堅持,一種可以養成的習慣-讀書筆記
作者古川武士,畢業於日本關西大學,現為日本習慣培養顧問公司董事長,有多年培訓指導企業經營者和職場人士的經驗,其所開創的個人成長課程深受日本上班族歡迎。本書在日本亞馬遜網站上一直是讀者五星好評的圖書。它從研究人的「行動科學」入手,系統地介紹了培養習慣的階段性特徵和應對方法,告訴你行動堅持不下去的真相,並幫助你用正確的方法把堅持變成一種習慣,從而讓任何習慣都能夠堅持下去!
對於培養習慣大多數人都堅持不下去,會覺得堅持不下去一定是因為意志力不夠,沒有好的環境等等。但作者認為,堅持不下去不是我們的錯,而是沒找到正確的堅持方法。作者說,我們是堅持做一件事情養成習慣的,但如果把「堅持」這件事本身也變成一種習慣,那麼我們無論什麼習慣都可以培養了。這就是這個作者提的一個非常獨特的觀點,養成「培養習慣」的習慣。
作者認為,習慣不是一個一個具體要培養的事情,比如,戒煙,而是所有把重複的行動變得自動化的過程都是習慣。習慣養成後,就不依賴意志力,可以把自己想要持續的事情變成像每天刷牙般的輕鬆。
為什麼堅持不下去
為什麼我們無法把自己想持續做的事情轉化為習慣呢?簡單來說,那是因為人類具有「對抗新變化、維持現狀的傾向」的特點。環境變化時,生物會將生理狀態維持在某一固定狀態,這一狀態稱為「體內平衡」。我們因應外在的變化,保護自己的身體,通過這樣的方式生存下去。
比如,體溫。人類的正常體溫為三十六點五度。身體平常一直維持在正常體溫的狀態。不管是氣溫高到攝氏四十度的酷夏,還是低到攝氏零度的寒冬,我們的身體都不會受到環境變化的影響,仍然維持在正常的體溫。另外,因感冒而發燒時,身體也會利用出汗的方式,拚命地冷卻自身以調降體溫。也就是說,身體一直努力地保持在正常體溫的狀態。

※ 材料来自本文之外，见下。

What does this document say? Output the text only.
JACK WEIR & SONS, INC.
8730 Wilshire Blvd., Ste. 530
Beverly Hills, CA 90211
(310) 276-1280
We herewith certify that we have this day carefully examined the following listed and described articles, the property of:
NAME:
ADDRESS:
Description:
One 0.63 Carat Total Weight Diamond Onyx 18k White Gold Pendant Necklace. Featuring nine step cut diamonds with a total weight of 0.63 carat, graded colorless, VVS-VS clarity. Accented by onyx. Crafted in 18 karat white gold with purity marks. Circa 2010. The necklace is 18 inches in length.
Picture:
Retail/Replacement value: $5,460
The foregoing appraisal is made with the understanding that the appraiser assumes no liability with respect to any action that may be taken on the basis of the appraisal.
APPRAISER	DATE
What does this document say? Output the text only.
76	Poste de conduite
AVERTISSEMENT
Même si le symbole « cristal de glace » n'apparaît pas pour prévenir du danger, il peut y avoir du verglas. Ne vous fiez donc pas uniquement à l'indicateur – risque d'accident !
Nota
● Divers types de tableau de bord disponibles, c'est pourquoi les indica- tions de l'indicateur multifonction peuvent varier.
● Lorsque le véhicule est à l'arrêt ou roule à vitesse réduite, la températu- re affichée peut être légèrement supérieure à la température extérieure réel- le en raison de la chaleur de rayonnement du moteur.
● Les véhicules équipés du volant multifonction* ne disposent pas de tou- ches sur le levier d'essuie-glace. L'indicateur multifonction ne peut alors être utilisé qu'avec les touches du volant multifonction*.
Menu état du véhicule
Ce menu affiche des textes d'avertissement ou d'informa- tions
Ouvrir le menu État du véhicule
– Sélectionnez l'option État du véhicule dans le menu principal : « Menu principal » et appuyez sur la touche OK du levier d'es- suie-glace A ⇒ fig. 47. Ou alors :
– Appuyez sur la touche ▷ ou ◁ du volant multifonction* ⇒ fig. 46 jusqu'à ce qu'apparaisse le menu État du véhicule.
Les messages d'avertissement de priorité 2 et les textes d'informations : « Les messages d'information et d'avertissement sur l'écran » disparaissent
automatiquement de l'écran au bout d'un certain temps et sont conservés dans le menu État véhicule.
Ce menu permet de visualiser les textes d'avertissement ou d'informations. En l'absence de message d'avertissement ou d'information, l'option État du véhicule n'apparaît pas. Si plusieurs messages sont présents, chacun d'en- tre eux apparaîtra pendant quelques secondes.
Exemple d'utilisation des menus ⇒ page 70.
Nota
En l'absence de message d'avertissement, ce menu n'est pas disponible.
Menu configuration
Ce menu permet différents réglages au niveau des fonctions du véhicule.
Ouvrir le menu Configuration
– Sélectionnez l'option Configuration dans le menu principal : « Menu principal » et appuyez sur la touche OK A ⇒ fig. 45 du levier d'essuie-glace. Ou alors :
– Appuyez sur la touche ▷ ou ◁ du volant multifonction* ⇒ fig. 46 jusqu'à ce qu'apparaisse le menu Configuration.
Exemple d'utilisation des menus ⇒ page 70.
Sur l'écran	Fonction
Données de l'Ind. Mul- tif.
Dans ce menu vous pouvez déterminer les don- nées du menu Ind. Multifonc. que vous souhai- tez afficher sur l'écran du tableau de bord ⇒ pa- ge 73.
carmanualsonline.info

不管是身體或心理狀態,如果不能維持在固定狀態的話,就會被各種變化所影響。對於人類而言,保持在固定的狀態會感覺比較舒適,變化則會被視為是一種威脅。而習慣和體溫一樣,正因為身體對「培養新習慣」的變化感受到了威脅,所以大多數人對於新事物都是「三分鐘熱度」而無法勤奮地持續,最後就容易導致失敗。作者說這種現象為「習慣引力」。
所以,你若要將某個行動轉化為習慣,就必須克服這種習慣引力。但只要突破前一個階段的習慣引力的阻礙,養成習慣後,大腦就會把這種行為認為是日常功能,就會拼命地維持這種行為,這也是習慣引力的功能。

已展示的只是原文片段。